Seperti, shalat dzuhur-ashar dan maghrib-isya’.

  1. Melakukan shalat dzuhur-asar diwaktu dzuhur
  2. Melakukan Shalat Maghrib-isya’ diwaktu maghrib Keduanya disebut jamak taqdim.

Sedangkan

  1. Melakukan shalat dzuhur –asar diwaktu shalat Ashar dan
  2. Melakukan shalat maghrib-isya’ diwaktu shalat Isya’ Keduanya disebut jamak ta’khir.

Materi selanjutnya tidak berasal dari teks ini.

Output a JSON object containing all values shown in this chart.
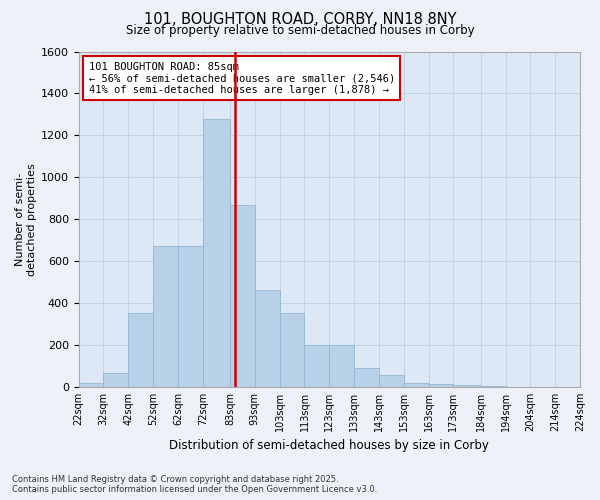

Syarat shalat Jama’ secara umum syarat perjalanannya sama dengan syarat perjalanan yang membolehkan qoshor.

Syarat Jama’ Taqdim:

  1. Berurutan, yakni dzuhur dulu baru asar atau maghrib dulu baru isya.
  2. Berniat jama’ taqdim pada sholat yang pertama (dhuhur atau maghrib). Jadi ketika mau jama’ taqdim dzuhur dengan asar, maka saat takbirotul ihram shalat dzuhur sudah berniat mau menjama’ dengan asar. Boleh juga niat menjama’nya saat sholat yang pertama sebelum shalat pertama tersebut selesai.
  3. Muwalah (berturut-turut/bersambung). Antara sholat yang pertama dan kedua tidak terpisah oleh waktu yang lama, sebagian memberi batas maksimal adalah sekitar kadar waktu shalat dua raka’at yang ringan.
  4. Shalat yang pertama sah. Jika shalat yang pertama batal, maka tidak sah jama’nya.
  5. Dilakukan ketika masih dalam perjalanan. Jika shalat pertama dilakukan, dan pada saat shalat atau ketika selesai shalat, kendaraan sampai di tempat dia mukim, maka shalat jama’nya batal, namun shalat yang pertama tetap sah. Namun jika pas dia mengerjakan shalat yang kedua, dan saat sebelum salam, kendaraannya tiba di tempat dia mukim, maka sah shalat jama’ tersebut, hanya saja jika dia niat mengqashar juga shalat kedua tersebut, ketika sampai tempat mukim dia wajib mengerjakannya secara tamam (sempurna).

Syarat Jama’ Ta’khir:

  1. Niat Jama’ Ta’khir di waktu shalat yang pertama. Misalnya shalat dzuhur-asar mau dilakukan di waktu asar, maka saat waktu dzuhur dia berniat akan melakukannya (jama’) pada saat asar.
  2. Tetapnya perjalanan hingga selesai melakukan dua sholat tersebut. Jika setelah satu shalat dia sampai di tempat dia mukim, maka shalat yang awal terhitung qodho, bukan jama’.

Dalam jama’ ta’khir tidak wajib muwalah, juga tidak wajib tartib, namun disunnahkan tartib (madzhab Syafi’i)

Adapun jama’ yang dilakukan karena hujan, khusus untuk jama’ taqdim saja.